Where to Paint the Boat
Most Do it Yourselfers will do well to either paint in a boatyard where there’s never a lack of helpful input on the task at hand, or to do it at home under closely supervised surroundings. In other words, if you do this at home in the driveway, make sure that it is fairly well shaded, away from trees that might drop leaves or pollen, and that all children and animals are kept well away from the area. This also means that you’ll most likely have the boat up on the trailer. You can put the paint on while it is on the trailer, allowing it to completely dry first, then rolling it up in the trailer so that you can get to the areas you missed.

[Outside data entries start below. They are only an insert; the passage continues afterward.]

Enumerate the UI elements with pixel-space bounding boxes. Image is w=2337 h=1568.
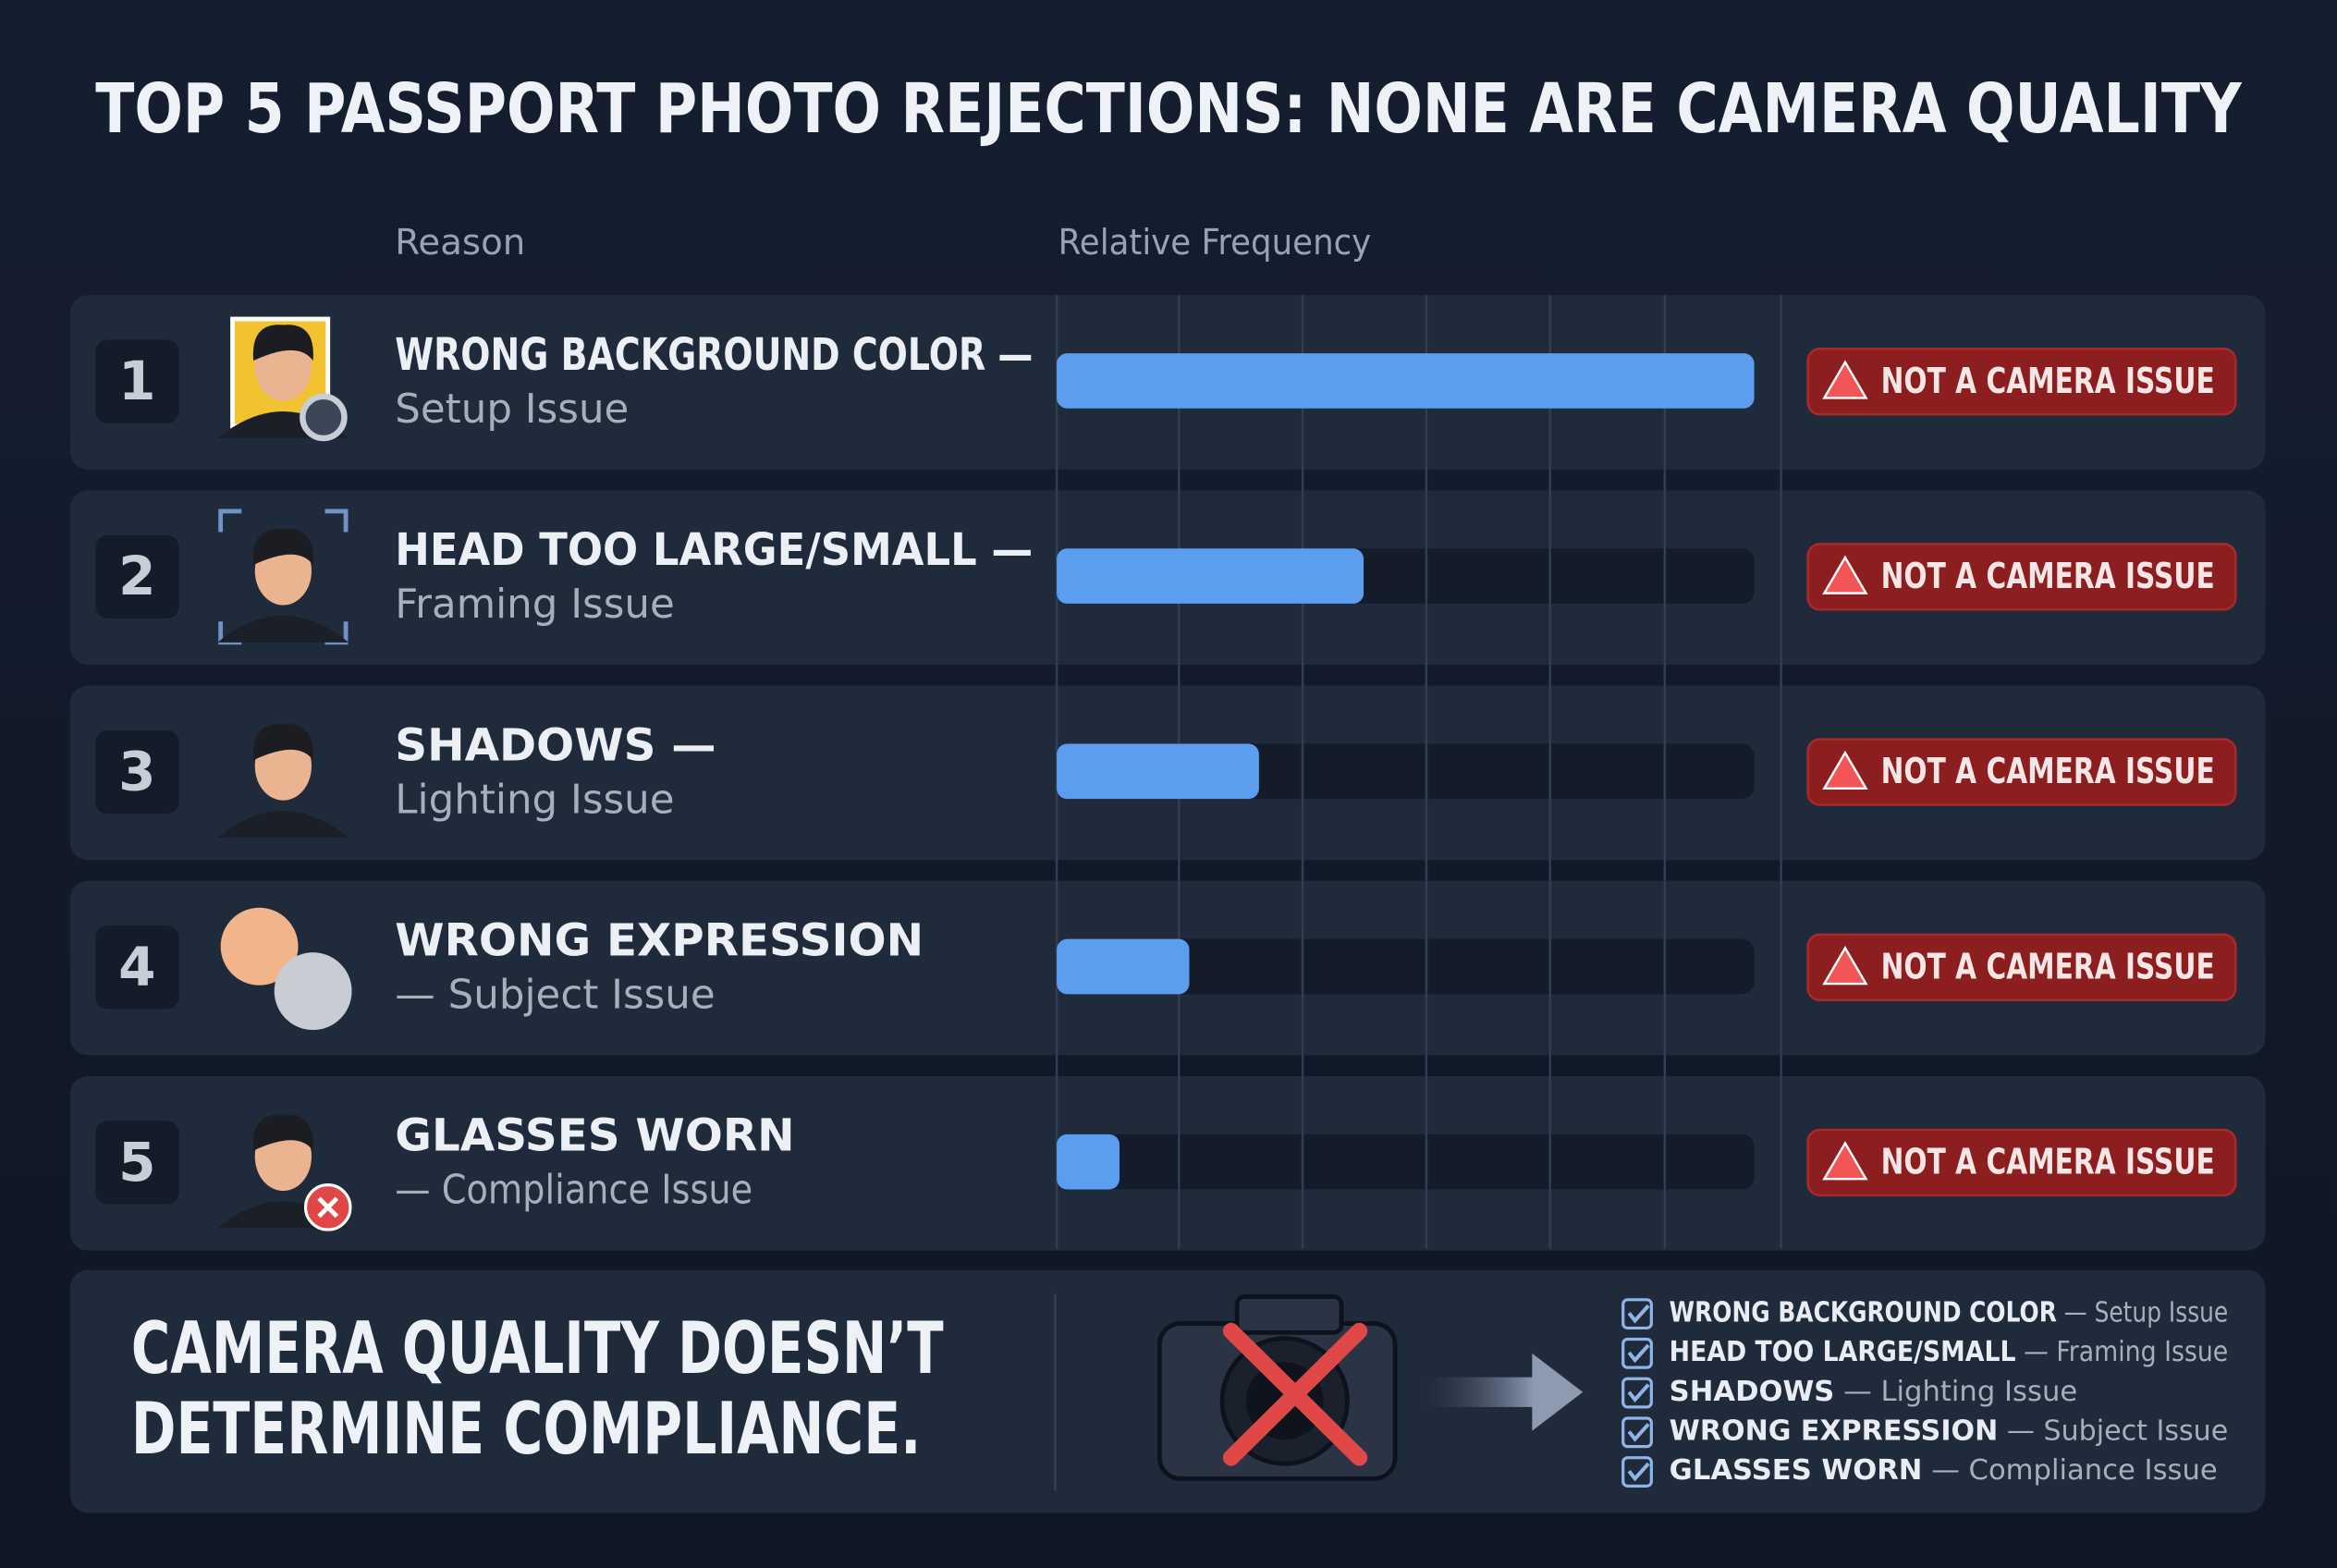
reason: WRONG EXPRESSION <box>395 915 924 967</box>
badge <box>1806 348 2237 416</box>
checklist-label: GLASSES WORN <box>1670 1454 1923 1487</box>
rank: 3 <box>118 740 155 802</box>
icon-shoulders <box>217 811 349 839</box>
checklist: WRONG BACKGROUND COLOR — Setup Issue HEAD… <box>1621 1296 2229 1488</box>
footer-headline: DETERMINE COMPLIANCE. <box>131 1388 921 1471</box>
column-header: Reason <box>395 222 525 263</box>
checklist-label: WRONG BACKGROUND COLOR <box>1670 1296 2057 1329</box>
checklist-detail: — Subject Issue <box>2007 1415 2228 1447</box>
reason: GLASSES WORN <box>395 1110 794 1162</box>
checklist-label: HEAD TOO LARGE/SMALL <box>1670 1336 2016 1368</box>
checkmark <box>1627 1462 1650 1482</box>
checklist-item: GLASSES WORN — Compliance Issue <box>1670 1454 2218 1487</box>
column-header: Relative Frequency <box>1058 222 1372 263</box>
grid-separators <box>1055 295 1782 1249</box>
warning-icon <box>1822 945 1868 986</box>
reason-type: Setup Issue <box>395 386 629 433</box>
bars <box>1057 353 1755 1190</box>
reason-type: — Compliance Issue <box>395 1168 752 1214</box>
checklist-item: WRONG EXPRESSION — Subject Issue <box>1670 1415 2229 1447</box>
row-icon <box>217 316 349 442</box>
rank: 2 <box>118 545 155 607</box>
row-icon <box>217 1114 352 1231</box>
checklist-label: SHADOWS <box>1670 1375 1835 1407</box>
icon-gear <box>300 393 348 442</box>
bar <box>1057 938 1190 995</box>
checklist-detail: — Framing Issue <box>2024 1336 2228 1368</box>
checklist-detail: — Lighting Issue <box>1843 1375 2077 1407</box>
checklist-detail: — Compliance Issue <box>1931 1454 2218 1487</box>
bar-track <box>1057 938 1755 995</box>
bar <box>1057 743 1259 800</box>
checkbox <box>1621 1298 1653 1330</box>
reason-type: — Subject Issue <box>395 973 715 1019</box>
checkbox <box>1621 1377 1653 1409</box>
rank: 5 <box>118 1131 155 1194</box>
checkmark <box>1627 1343 1650 1364</box>
icon-hair <box>252 325 313 361</box>
icon-brackets <box>218 508 349 645</box>
bar <box>1057 1133 1120 1190</box>
checkbox <box>1621 1337 1653 1369</box>
row-icon <box>217 508 349 645</box>
warning-icon <box>1822 750 1868 790</box>
row-icon <box>217 724 349 839</box>
badge-text: NOT A CAMERA ISSUE <box>1881 1142 2215 1183</box>
warning-icon <box>1822 1141 1868 1181</box>
rank-box <box>95 534 179 619</box>
checklist-label: WRONG EXPRESSION <box>1670 1415 1999 1447</box>
reason-type: Framing Issue <box>395 582 674 628</box>
badge-text: NOT A CAMERA ISSUE <box>1881 361 2215 402</box>
icon-neutral <box>274 952 352 1031</box>
footer-headline: CAMERA QUALITY DOESN’T <box>131 1307 944 1390</box>
reason-type: Lighting Issue <box>395 777 674 823</box>
checklist-detail: — Setup Issue <box>2064 1296 2228 1329</box>
checkbox <box>1621 1416 1653 1449</box>
badge <box>1806 933 2237 1001</box>
icon-shoulders <box>217 615 349 643</box>
rank: 4 <box>118 936 155 998</box>
badge <box>1806 1128 2237 1197</box>
checklist-item: HEAD TOO LARGE/SMALL — Framing Issue <box>1670 1336 2229 1368</box>
title: TOP 5 PASSPORT PHOTO REJECTIONS: NONE AR… <box>95 69 2243 149</box>
badge-text: NOT A CAMERA ISSUE <box>1881 946 2215 987</box>
arrow-icon <box>1423 1353 1584 1431</box>
bar <box>1057 548 1364 604</box>
rank: 1 <box>118 349 155 412</box>
badge <box>1806 738 2237 806</box>
bar-track <box>1057 1133 1755 1190</box>
checkbox <box>1621 1456 1653 1488</box>
checklist-item: WRONG BACKGROUND COLOR — Setup Issue <box>1670 1296 2229 1329</box>
reason: SHADOWS — <box>395 719 716 771</box>
rank-box <box>95 729 179 815</box>
rank-box <box>95 925 179 1010</box>
checklist-item: SHADOWS — Lighting Issue <box>1670 1375 2078 1407</box>
icon-hair <box>252 529 313 566</box>
badge <box>1806 543 2237 611</box>
bar <box>1057 353 1755 409</box>
checkmark <box>1627 1304 1650 1324</box>
row-icon <box>220 907 352 1031</box>
camera-icon <box>1156 1294 1398 1481</box>
footer: CAMERA QUALITY DOESN’T DETERMINE COMPLIA… <box>69 1269 2266 1513</box>
icon-x-mark <box>317 1196 339 1219</box>
reason: WRONG BACKGROUND COLOR — <box>395 329 1033 381</box>
icon-hair <box>252 1114 313 1151</box>
checkmark <box>1627 1383 1650 1403</box>
warning-icon <box>1822 360 1868 399</box>
icon-happy <box>220 907 299 986</box>
rank-box <box>95 1121 179 1205</box>
icon-hair <box>252 724 313 761</box>
badge-text: NOT A CAMERA ISSUE <box>1881 751 2215 792</box>
reason: HEAD TOO LARGE/SMALL — <box>395 524 1033 576</box>
warning-icon <box>1822 555 1868 594</box>
badge-text: NOT A CAMERA ISSUE <box>1881 556 2215 597</box>
rank-box <box>95 339 179 423</box>
checkmark <box>1627 1423 1650 1442</box>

If you are in a boatyard and it is up on stocks, then you can have someone in the boatyard (you’ll pay them to do this) lift your boat and move it in the stocks so you can finish painting. Well worth the price. Others will tell you that they just wait until they are in the water to touch up those exposed areas, but dangling over the side to do this does not sound efficient or safe to do. You can also buy your own hull stands that have a jack. Sometimes you can just rent these as well. Do not think you will save money by using car jacks…they are not the same and the entire thing could come down on you.

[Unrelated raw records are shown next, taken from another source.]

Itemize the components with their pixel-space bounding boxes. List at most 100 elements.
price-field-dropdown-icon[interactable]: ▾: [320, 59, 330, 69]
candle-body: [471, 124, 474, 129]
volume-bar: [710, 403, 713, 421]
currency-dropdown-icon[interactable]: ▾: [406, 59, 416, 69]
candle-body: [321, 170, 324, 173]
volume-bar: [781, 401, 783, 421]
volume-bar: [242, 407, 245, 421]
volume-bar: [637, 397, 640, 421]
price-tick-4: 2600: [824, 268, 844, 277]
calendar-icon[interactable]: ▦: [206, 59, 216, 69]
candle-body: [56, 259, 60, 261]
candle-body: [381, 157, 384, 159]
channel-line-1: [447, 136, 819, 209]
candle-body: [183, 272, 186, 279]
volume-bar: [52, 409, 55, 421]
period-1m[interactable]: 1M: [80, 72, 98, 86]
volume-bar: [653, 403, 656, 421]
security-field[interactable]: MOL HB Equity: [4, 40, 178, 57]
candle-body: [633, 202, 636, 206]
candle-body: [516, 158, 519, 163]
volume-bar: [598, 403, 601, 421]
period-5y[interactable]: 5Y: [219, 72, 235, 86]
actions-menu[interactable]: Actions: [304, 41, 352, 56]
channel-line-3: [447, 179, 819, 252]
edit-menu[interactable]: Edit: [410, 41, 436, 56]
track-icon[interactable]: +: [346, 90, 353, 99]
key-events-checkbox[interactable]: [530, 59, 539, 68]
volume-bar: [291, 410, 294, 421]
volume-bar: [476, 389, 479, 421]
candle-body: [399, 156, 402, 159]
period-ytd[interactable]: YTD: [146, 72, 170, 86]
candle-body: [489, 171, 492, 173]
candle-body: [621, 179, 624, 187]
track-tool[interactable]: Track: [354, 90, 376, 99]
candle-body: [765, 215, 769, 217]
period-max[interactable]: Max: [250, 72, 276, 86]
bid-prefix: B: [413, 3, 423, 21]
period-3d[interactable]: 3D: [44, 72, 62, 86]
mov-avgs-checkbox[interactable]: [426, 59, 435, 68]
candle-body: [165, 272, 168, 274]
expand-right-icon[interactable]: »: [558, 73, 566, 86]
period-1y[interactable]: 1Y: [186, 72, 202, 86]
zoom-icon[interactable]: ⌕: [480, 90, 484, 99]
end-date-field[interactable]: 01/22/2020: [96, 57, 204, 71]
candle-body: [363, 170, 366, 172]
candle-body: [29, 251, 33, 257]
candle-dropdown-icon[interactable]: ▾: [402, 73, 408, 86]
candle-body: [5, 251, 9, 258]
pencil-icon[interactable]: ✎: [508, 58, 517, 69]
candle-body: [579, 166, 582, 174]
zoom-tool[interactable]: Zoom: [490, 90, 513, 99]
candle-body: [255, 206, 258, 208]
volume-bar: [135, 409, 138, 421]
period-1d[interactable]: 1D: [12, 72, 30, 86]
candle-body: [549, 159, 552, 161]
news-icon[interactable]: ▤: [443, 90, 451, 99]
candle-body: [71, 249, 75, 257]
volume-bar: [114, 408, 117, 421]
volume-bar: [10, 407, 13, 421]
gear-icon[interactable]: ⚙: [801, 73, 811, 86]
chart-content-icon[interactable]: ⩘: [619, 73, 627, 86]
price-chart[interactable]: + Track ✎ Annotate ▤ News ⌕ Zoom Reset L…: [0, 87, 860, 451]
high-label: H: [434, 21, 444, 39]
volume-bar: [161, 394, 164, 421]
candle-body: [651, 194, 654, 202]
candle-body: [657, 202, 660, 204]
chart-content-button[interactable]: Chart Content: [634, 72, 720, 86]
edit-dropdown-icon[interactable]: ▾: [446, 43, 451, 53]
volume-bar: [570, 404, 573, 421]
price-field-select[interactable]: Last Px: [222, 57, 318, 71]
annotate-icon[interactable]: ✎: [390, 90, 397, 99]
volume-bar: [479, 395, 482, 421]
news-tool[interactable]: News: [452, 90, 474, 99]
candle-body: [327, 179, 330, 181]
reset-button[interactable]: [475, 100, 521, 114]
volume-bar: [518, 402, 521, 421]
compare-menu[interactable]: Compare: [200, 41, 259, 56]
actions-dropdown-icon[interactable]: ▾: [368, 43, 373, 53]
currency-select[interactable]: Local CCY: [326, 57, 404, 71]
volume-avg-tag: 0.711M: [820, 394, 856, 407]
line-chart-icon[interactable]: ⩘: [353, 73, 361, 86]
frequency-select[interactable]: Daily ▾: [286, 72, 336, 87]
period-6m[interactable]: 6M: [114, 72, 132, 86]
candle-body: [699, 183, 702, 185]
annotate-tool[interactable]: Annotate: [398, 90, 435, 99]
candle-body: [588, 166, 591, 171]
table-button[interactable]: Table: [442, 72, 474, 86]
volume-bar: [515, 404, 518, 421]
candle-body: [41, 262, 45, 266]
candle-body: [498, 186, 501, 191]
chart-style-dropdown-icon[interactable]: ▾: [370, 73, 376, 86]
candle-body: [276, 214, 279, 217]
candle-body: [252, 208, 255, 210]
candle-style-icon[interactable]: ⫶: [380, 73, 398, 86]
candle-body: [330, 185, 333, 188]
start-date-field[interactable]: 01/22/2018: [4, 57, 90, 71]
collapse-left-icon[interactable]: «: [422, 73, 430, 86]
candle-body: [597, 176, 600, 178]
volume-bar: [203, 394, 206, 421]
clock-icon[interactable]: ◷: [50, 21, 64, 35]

To put the stands on using the jack, you’ll just raise the front of the trailer as far as you can, then you can take cinder blocks to put under the keel. Put wood between the blocks and the hull, then you can let the front end of the trailer down. You can also just slide the boat back and forth on the rollers to reach whatever areas you need to cover.

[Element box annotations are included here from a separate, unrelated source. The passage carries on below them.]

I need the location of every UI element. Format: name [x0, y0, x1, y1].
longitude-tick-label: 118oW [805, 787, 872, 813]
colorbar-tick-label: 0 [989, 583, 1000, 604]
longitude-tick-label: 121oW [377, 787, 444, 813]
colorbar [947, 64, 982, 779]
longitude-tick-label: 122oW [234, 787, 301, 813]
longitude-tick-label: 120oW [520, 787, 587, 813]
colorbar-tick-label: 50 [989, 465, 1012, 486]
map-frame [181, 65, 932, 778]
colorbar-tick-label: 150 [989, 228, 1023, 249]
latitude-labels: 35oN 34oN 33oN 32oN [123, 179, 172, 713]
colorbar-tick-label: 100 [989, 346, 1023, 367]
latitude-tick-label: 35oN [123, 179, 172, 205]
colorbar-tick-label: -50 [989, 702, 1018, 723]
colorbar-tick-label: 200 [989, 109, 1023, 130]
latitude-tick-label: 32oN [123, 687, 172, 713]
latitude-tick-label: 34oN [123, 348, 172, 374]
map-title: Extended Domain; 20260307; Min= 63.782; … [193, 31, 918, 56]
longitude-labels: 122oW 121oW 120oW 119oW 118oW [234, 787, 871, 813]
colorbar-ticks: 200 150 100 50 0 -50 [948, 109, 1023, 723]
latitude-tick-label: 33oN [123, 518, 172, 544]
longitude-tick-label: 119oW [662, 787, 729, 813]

Regardless of where you are tackling the job, you’ll need to make sure that you have enough tarps or drop cloths over the area to protect it from the copious amounts of paint (both old and new) that are going to hit the ground. It is a fact. It will happen, and it will still manage to get on you even though you are wearing a full coverall with gloves. Most municipalities have strict rules about disposing of old paint or paint products, so make sure that you know what those are.
If you are working in a boatyard, make sure that you aren’t too close to someone else’s space otherwise you may not make friends when they find your Maritime Red competing with their Prussian Blue hull colors. Not a great way to stay in the good graces of your dock mates.
Painting Your Hull Takes Time
Go into this project with your eyes wide open and it can be done without too much trouble. The biggest problem that people face is impatience and thinking that it is a one day job. It is pushing it to get it done over one long weekend. Once you start, then you’ll want to make sure you finish at least that coat. Stopping in the middle can give mixed results and coverage. Just like most things with boating, if you’re going to do it, do it right.
Bring a Friend to the Party
Can one person do this job? Sure, and many do. They are called professionals. The rest of us have friends. You’ll know who they are because they don’t find excuses when you ask them to do the hard things. And they work for beer or wine. Or both. Either way, the job goes much faster when you have at least another pair of hands helping to apply the paint, or prep the surfaces. Painting the bottom of the boat can be a fun job when it is viewed in its proper perspective, and you do get faster and better at it with each season. It is one of those mechanical jobs that you can actually do for yourself that doesn’t require a great deal of skill or know-how, just a lot of grit (literally and figuratively). Taking the time to plan it out, read up on it, gather the materials, and bribe the appropriate friends to come help, all come together when you launch your freshly painted boat for the first time.